Joshua Shulman, MSIS, Director of Learning Resource Center discusses the origins of Black History Month, a special LRC Black History Month LibGuide, and other ways to learn more and get involved in advancing healthcare equity.
Feb. 16, 2022
How did Black History Month get started, and why is it celebrated in February?
February 14 marked the 204th anniversary of the birth of Frederick Douglass, abolitionist, educator, and social reformer. I should say that it “roughly” marks the date of his birth. Having been born into slavery, Douglass’ exact birthday remains unknown. According to Douglass himself, as recorded in his Narrative of the Life of Frederick Douglass, “I have no accurate knowledge of my age, never having seen any authentic record containing it…I do not remember to have ever met a slave who could tell of his birthday” (1845). Upon escaping and emancipating himself, at approximately the age of 20 years, he selected February 14 as his chosen birthday. According to an undated Washington Post article, “After he got his freedom he celebrated St. Valentine’s Day as his birthday, since he felt he had a good a right to have a birthday as other people, and he liked the traditions surrounding that date” (n.d.).
The date also proved important to Dr. Carter G. Woodson, academic, historian, founder of the Association for the Study of African American Life and History (ASALH), and creator of Black History Month. According to ASALH Former National President Daryl Michael Scott, the month of February was selected by Woodson to celebrate Black History Month because two specific dates, February 14 and February 16, were the birthdays of Abraham Lincoln and Frederick Douglass, “two great Americans who played a prominent role in shaping black history” (ASALH 2022).
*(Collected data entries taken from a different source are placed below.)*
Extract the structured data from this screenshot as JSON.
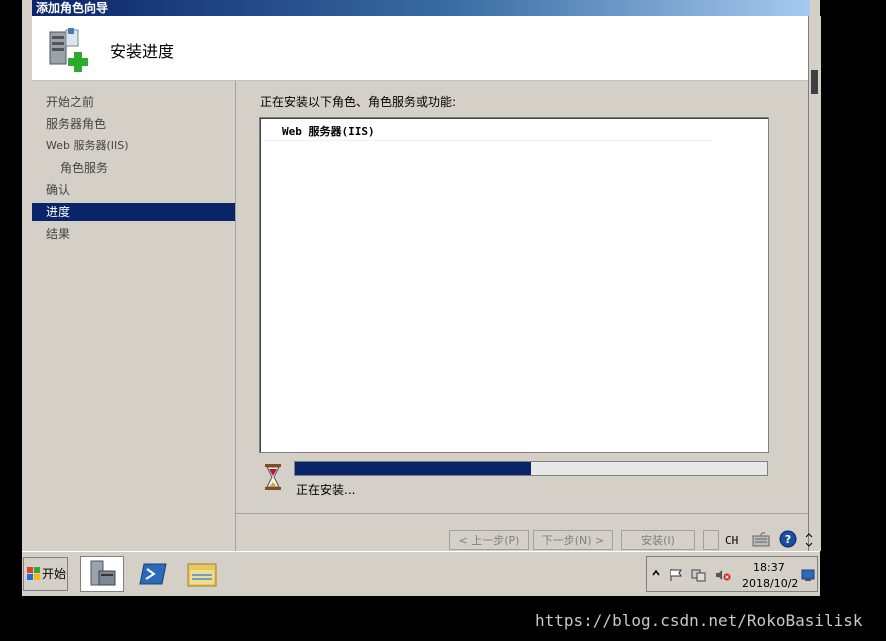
{
  "window": {
    "title": "添加角色向导",
    "header_title": "安装进度"
  },
  "nav": {
    "items": [
      {
        "label": "开始之前"
      },
      {
        "label": "服务器角色"
      },
      {
        "label": "Web 服务器(IIS)"
      },
      {
        "label": "角色服务"
      },
      {
        "label": "确认"
      },
      {
        "label": "进度"
      },
      {
        "label": "结果"
      }
    ]
  },
  "content": {
    "installing_label": "正在安装以下角色、角色服务或功能:",
    "list_items": [
      "Web 服务器(IIS)"
    ],
    "progress_fraction": 0.5,
    "status_text": "正在安装..."
  },
  "buttons": {
    "prev": "< 上一步(P)",
    "next": "下一步(N) >",
    "install": "安装(I)",
    "lang": "CH"
  },
  "taskbar": {
    "start_label": "开始",
    "time": "18:37",
    "date": "2018/10/2"
  },
  "watermark": "https://blog.csdn.net/RokoBasilisk"
}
How is Black History Month particularly relevant to health sciences?
The Association for the Study of African American Life and History (ASALH) designates a new theme for Black History Month each year, in keeping with the practice Woodson established.
The Black History Month 2022 theme, “Black Health and Wellness,” explores “the legacy of not only Black scholars and medical practitioners in Western medicine, but also other ways of knowing (e.g., birthworkers, doulas, midwives, naturopaths, herbalists, etc.) throughout the African Diaspora. The 2022 theme considers activities, rituals and initiatives that Black communities have done to be well.”
What is the SCU LRC doing to honor and celebrate Black History Month?
In honor of Black History Month, I have created a Black History Month Library Guide and compiled links to literature and websites that celebrate the achievements and cultural contributions of African Americans while also providing an opportunity to reflect on the history and experiences of African American communities.
As SCU is a health sciences university, the first section of the guide focuses on health and wellness. Resource topics include bioethics, mental health, health disparities, diversity in health care, cultural competence, and holistic African American healing and wellness traditions.
The History section includes the massive volume of African American Lives by Professor Henry Louis Gates, Jr., featuring 600 biographies. I have also included a link to the full text of the aforementioned Narrative of the Life of Frederick Douglass.
We have also included a Culture section highlighting titles related to music, cinema, literature, and popular culture, as well as an Activism section featuring titles that document the struggle against systemic racism and violence and for civil rights and health equity.
And the Resources section lists Black professional associations, including the American Black Chiropractic Association and the Black Acupuncturist Association.
There are hundreds of historical, full texts available to SCU students on ProQuest related to African American and African diaspora history. These texts include highly specific academic histories that span wide chronological and geographic ranges. I encourage visitors to search ProQuest for additional titles.
What else is happening for Black History Month at SCU?
All SCU faculty, staff and students were invited to participate in the ASALH virtual Black History Month Virtual Festival, all month long. SCU will be hosting a discussion panel and raffle on Monday, Feb. 28 at 6 p.m. with SCU’s festival attendees.
Are there any Black student interest groups or clubs at SCU that are helping to further discussions on advancing healthcare equity?
Yes! The SCU Melanated Medics Club supports academic excellence, community service and outreach; cultural enrichment and awareness; and unity of the African American student body at SCU, who are pursuing healthcare careers and medical programs. The SCU Melanated Medics Club aims to encourage and implement more diversity in healthcare. Only 6% of physicians are black, as African-Americans continue to struggle with a range of negative health outcomes compared with whites. SCU students created the Melanated Medics Club to help increase the number of Black healthcare professionals, and bridge the diversity gap.
To learn more about Melanated Medics and other student clubs, log visit the Clubs & Student Life page on mySCU.
About the LRC
The Seabury-McCoy Learning Resource Center advances the teaching, research, and service programs of the Southern California University of Health Sciences, by providing innovative services and acquiring, preserving, and making accessible scholarly resources; and promoting information literacy for lifelong learning.
During each academic year, the SCU LRC welcomes thousands of visitors across its online library network each month. Visitors completed more than 800,000 database searches during the 2020/2021 academic year.